There has been a lot of discussion about changes to UK privacy law this year, but with so much movement in government, a firm decision on new plans has yet to be made.
When the European Union first introduced the General Data Protection Regulation (GDPR) in May 2018, it brought with it a host of new data privacy rules for marketers to get to grips with.
Yet despite all the planning, preparation, expense – and at times panic – four years on and with the UK having finally completed its exit from the EU, the GDPR is already on its way out. The government first revealed it planned to rethink its data protection regime towards the end of 2021. More details about what was subsequently called the Data Protection and Digital Information Bill were outlined in May during the Queen’s Speech, and then in June by former secretary of state for digital, culture, media and sport (DCMS), Nadine Dorries, while Boris Johnson was still in power.
At the time, Dorries promised to “reduce the burdens on businesses” while delivering “wider societal benefits”. She outlined a host of measures, including a change to the consent requirement for cookies, an extension of the “soft opt-in” for marketing material to more organisations, and to tighten rules around cold callers.
But progress stalled following Johnson’s resignation in July and the bill’s second reading, which was supposed to take place on 5 September, was cancelled.
A month later a rethink of the rethink was announced, with the government – now under Liz Truss’s leadership – revealing plans to ditch the previous reforms and create an entirely new data privacy regime.
Michelle Donelan, the new secretary of state for the DCMS, outlined the revised plan at the Conservative Party conference at the beginning of October. She promised a “truly bespoke” data privacy system, billing it as a “simpler” replacement for the GDPR that would free businesses from a “regulatory minefield”.
“Our plan will protect consumer privacy and keep their data safe while retaining our data adequacy so that businesses can of course trade freely,” she said. “No longer will our businesses be shackled by lots of unnecessary red tape.”
However, despite the promise of more “clarity”, marketing organisations and industry experts raised concerns about what deviating from the EU’s system could mean for businesses in practice.
“Despite the UK government’s emphasis on making things simpler for businesses, the more regulations diverge from the EU and other geographies, the more costly and difficult it becomes for global brands to rationalise their approach across borders,” said Gartner’s research vice president and distinguished analyst Andrew Frank.

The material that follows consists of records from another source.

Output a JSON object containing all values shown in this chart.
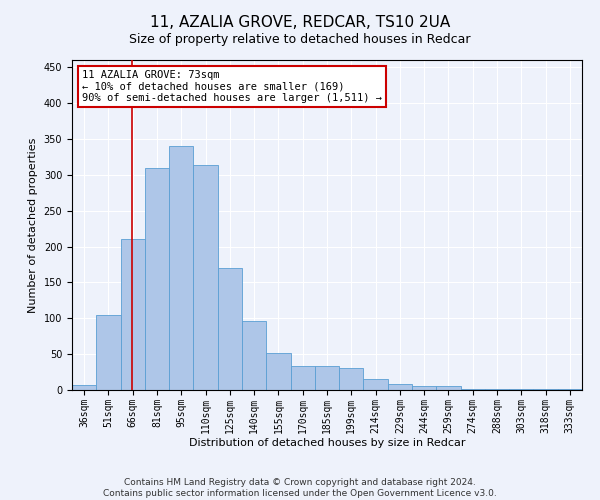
{
  "title": "11, AZALIA GROVE, REDCAR, TS10 2UA",
  "subtitle": "Size of property relative to detached houses in Redcar",
  "xlabel": "Distribution of detached houses by size in Redcar",
  "ylabel": "Number of detached properties",
  "categories": [
    "36sqm",
    "51sqm",
    "66sqm",
    "81sqm",
    "95sqm",
    "110sqm",
    "125sqm",
    "140sqm",
    "155sqm",
    "170sqm",
    "185sqm",
    "199sqm",
    "214sqm",
    "229sqm",
    "244sqm",
    "259sqm",
    "274sqm",
    "288sqm",
    "303sqm",
    "318sqm",
    "333sqm"
  ],
  "bar_heights": [
    7,
    105,
    210,
    310,
    340,
    313,
    170,
    96,
    52,
    34,
    34,
    30,
    16,
    9,
    5,
    5,
    1,
    1,
    1,
    1,
    1
  ],
  "bar_color": "#aec6e8",
  "bar_edge_color": "#5a9fd4",
  "bar_width": 1.0,
  "ylim": [
    0,
    460
  ],
  "yticks": [
    0,
    50,
    100,
    150,
    200,
    250,
    300,
    350,
    400,
    450
  ],
  "marker_line_color": "#cc0000",
  "annotation_text": "11 AZALIA GROVE: 73sqm\n← 10% of detached houses are smaller (169)\n90% of semi-detached houses are larger (1,511) →",
  "annotation_box_color": "#ffffff",
  "annotation_box_edge_color": "#cc0000",
  "footer_line1": "Contains HM Land Registry data © Crown copyright and database right 2024.",
  "footer_line2": "Contains public sector information licensed under the Open Government Licence v3.0.",
  "bg_color": "#eef2fb",
  "grid_color": "#ffffff",
  "title_fontsize": 11,
  "axis_fontsize": 8,
  "tick_fontsize": 7,
  "footer_fontsize": 6.5,
  "ann_fontsize": 7.5
}
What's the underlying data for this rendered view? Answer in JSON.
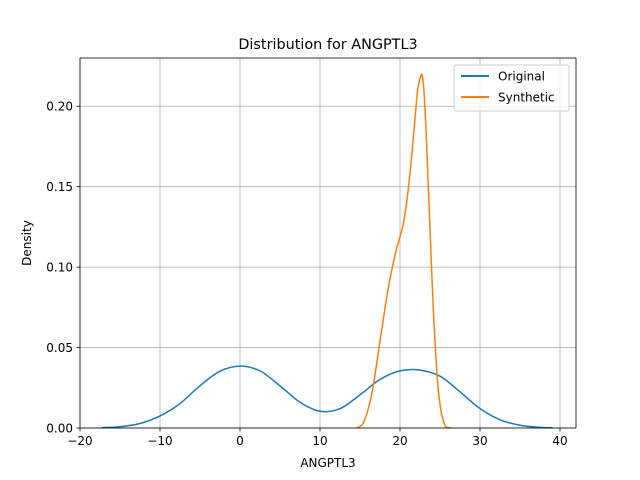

As the UK is no longer a member of the EU it must maintain data ‘adequacy’, a status given to non-members it believes provide an equivalent level of protection for personal data. As a result, bodies including the Advertising Association (AA) have urged the government to ensure any changes to the UK GDPR are backed by evidence and not driven “purely for the sake of seeking divergence”.
The AA’s director of policy research, Konrad Shek, warned at the time that changes could result in “additional cost” for businesses, due to “the need to maintain compliance with parallel data protection regimes”.
With yet another prime minister now in situ, nothing more has been revealed since Donelan first shared the plan. She has, however, kept hold of her position, so there is at least some consistency there.
With so much chopping and changing and lack of a firm plan moving into 2023, brands will understandably be confused about where they stand and what to expect. While most will welcome the introduction of simpler legislation, there are still many unanswered questions. How far Rishi Sunak’s government goes to achieving this promised clarity on data regulation remains to be seen.